We mentioned business-related websites. So, you’ll want to grow your online business, and get better and better results for it. So if your company website becomes big enough, you’ll want the flexibility and control that WordPress provides. It might be a theme change (which, as we said, is not possible with Wix), or it might be extended functionality (that’s unstable with Wix), or any code modification that’ll make the website look unique. All this is simply a matter of wise choice. And the choice should be WordPress.

Make the website reflect the uniqueness of your business

Uniqueness is a differentiator that can make or break your website. The website/blog needs to stand out from all the other web pages on the internet, to truly impact readers.

For complete customizations that make your website pages unique, you should also think of selecting WordPress. Wix has only those pre-defined sections you can play with, in an already-established design frame…
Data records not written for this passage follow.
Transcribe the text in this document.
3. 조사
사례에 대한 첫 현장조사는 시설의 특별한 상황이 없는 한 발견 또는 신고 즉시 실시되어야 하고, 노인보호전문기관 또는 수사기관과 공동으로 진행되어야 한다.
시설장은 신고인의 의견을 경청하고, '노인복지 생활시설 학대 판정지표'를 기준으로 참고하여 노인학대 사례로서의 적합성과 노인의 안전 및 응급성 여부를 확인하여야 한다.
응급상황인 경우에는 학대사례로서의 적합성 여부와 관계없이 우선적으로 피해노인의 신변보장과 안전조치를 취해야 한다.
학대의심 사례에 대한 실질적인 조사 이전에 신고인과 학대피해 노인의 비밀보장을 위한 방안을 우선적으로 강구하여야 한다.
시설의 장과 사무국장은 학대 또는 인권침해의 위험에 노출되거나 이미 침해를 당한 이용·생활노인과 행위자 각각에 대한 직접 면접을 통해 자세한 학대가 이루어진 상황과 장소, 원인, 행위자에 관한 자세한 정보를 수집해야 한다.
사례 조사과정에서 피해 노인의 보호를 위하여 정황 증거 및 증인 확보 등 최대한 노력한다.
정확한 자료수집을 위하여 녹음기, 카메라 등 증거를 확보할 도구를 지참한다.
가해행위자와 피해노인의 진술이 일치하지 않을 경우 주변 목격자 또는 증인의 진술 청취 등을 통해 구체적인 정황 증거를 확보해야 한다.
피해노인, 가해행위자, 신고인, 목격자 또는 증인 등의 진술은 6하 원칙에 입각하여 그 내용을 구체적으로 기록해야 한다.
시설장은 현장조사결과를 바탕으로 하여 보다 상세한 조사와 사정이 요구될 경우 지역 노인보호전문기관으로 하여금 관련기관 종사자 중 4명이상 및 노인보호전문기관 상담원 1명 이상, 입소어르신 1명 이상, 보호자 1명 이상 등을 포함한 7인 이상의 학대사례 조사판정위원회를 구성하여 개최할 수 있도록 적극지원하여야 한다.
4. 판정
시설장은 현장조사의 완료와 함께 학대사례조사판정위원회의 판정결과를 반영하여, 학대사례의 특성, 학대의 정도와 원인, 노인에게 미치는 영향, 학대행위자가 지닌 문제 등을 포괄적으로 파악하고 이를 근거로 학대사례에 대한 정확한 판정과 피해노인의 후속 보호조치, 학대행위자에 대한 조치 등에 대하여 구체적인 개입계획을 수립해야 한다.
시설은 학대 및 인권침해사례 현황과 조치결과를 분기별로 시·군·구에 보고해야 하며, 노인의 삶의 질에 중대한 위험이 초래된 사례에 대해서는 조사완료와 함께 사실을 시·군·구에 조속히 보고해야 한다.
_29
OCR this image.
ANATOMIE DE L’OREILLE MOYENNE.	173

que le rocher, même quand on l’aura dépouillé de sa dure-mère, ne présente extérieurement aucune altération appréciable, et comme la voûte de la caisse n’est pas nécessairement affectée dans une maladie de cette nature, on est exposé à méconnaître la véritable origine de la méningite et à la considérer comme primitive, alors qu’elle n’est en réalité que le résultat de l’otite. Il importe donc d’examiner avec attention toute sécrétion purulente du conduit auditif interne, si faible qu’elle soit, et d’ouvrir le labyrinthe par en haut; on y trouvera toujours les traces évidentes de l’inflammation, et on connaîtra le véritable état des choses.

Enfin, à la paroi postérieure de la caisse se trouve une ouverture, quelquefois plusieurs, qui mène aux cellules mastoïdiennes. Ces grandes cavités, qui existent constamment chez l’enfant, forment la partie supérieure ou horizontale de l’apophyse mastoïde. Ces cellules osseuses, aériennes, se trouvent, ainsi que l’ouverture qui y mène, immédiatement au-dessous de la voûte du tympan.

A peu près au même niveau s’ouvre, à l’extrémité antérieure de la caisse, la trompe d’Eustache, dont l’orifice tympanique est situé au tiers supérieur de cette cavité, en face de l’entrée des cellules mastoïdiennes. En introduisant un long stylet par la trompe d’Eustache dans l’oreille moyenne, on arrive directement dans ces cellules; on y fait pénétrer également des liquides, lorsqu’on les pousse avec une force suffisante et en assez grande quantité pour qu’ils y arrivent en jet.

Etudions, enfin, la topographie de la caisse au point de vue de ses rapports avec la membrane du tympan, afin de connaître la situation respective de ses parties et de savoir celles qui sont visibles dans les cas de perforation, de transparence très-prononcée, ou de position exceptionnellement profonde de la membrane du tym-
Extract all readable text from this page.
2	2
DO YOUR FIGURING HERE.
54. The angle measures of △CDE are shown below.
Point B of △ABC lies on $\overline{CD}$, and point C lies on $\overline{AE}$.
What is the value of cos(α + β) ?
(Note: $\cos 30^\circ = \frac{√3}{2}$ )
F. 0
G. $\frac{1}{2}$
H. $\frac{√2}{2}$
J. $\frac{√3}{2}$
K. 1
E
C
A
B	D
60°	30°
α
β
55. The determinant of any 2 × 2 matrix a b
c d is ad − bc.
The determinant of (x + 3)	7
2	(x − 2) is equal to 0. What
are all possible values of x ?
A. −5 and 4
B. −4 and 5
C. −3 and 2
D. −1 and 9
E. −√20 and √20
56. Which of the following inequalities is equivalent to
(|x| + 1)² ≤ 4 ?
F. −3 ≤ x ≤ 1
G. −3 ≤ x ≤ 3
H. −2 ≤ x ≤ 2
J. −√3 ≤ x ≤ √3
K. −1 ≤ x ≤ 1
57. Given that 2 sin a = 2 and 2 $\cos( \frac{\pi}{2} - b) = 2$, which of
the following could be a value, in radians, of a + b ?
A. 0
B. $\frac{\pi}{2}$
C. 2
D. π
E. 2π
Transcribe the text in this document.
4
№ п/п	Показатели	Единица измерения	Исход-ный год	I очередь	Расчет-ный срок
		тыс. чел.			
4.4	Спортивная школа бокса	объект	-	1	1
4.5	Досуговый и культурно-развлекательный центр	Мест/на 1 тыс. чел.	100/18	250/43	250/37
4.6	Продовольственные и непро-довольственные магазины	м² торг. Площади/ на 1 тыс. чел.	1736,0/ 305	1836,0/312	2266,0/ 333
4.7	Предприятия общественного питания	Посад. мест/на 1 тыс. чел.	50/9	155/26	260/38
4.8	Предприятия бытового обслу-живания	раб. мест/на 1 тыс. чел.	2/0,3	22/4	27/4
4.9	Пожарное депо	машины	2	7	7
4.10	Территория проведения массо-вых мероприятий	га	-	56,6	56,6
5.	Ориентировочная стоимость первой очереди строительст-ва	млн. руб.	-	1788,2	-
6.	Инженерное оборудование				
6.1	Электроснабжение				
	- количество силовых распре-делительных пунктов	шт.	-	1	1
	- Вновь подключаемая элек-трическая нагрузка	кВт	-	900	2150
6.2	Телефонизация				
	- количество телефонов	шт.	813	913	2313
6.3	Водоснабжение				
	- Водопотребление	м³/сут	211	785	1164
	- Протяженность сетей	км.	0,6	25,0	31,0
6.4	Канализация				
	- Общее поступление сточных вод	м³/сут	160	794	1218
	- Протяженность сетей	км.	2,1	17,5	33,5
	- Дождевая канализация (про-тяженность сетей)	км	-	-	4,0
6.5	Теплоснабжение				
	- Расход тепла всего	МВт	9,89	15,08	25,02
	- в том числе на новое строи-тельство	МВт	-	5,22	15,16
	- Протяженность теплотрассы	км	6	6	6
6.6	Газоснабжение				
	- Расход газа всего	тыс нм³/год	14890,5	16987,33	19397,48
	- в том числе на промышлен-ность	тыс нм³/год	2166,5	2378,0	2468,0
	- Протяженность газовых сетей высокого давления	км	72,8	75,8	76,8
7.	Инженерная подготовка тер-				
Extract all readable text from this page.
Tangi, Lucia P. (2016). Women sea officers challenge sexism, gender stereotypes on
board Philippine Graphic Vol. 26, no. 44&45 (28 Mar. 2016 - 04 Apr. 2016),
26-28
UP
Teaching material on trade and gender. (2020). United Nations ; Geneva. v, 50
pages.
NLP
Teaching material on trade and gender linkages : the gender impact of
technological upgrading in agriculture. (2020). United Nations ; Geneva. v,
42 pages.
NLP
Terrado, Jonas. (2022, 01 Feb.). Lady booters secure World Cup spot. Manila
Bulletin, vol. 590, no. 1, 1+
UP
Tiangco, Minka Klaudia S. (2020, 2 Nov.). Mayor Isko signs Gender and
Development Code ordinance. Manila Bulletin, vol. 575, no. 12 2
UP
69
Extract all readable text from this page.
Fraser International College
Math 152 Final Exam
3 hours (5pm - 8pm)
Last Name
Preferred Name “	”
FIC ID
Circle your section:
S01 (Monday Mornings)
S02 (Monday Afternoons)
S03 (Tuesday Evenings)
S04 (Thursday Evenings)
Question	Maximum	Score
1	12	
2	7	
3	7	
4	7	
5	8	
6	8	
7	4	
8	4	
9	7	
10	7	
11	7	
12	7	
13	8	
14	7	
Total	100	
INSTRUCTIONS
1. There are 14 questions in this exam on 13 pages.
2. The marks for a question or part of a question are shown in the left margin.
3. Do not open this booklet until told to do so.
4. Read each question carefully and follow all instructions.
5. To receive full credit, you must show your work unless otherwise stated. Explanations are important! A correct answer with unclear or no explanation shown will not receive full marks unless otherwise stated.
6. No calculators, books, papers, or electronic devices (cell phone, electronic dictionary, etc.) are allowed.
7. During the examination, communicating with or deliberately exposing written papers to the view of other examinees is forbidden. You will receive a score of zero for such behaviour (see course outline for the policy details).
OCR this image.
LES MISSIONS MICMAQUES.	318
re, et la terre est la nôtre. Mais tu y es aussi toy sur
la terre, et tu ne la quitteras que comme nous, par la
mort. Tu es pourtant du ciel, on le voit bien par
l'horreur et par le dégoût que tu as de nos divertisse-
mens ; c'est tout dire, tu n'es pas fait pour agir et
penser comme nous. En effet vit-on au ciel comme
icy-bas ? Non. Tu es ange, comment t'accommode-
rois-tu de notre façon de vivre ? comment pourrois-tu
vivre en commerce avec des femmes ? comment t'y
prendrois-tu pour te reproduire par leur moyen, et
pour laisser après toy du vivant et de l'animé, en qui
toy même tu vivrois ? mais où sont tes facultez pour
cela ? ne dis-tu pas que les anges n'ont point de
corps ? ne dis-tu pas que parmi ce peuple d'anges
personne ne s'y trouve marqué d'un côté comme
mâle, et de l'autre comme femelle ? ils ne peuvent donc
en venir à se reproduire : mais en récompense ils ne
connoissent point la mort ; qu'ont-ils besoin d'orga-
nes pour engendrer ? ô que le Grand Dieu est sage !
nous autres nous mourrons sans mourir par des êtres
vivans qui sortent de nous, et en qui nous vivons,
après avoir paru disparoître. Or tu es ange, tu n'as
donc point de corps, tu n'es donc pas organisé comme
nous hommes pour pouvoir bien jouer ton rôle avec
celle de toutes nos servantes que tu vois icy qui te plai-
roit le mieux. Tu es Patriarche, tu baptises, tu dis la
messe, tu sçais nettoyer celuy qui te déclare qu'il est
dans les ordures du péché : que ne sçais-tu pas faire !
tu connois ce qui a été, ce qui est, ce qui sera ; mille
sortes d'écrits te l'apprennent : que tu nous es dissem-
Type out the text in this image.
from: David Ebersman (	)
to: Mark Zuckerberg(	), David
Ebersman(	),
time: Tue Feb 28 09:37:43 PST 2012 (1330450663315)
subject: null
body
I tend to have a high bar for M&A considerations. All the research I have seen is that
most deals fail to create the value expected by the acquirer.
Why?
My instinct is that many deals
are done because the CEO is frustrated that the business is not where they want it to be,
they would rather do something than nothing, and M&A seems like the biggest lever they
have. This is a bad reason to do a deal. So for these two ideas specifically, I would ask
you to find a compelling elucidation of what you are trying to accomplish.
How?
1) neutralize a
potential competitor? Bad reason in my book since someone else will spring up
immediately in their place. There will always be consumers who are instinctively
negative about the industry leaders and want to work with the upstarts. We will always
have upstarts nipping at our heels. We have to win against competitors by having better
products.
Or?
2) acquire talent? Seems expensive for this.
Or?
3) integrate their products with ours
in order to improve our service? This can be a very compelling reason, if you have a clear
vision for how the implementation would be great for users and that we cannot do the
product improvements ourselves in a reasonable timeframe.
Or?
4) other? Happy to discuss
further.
Website built on WordPress, that shows a high degree of uniqueness:

Wrapping up

When choosing your website building platform, WordPress and WIX first come to mind.

If you want to simply play with several options in creating a website, you can choose Wix and explore its functionalities.

If you really want to put your professional skills to test and build a website for long-term results and a strong online identity, you should choose WordPress. It has all the means for you to build a professional website/blog, just the way you want, and make a design that aligns with your branding purposes.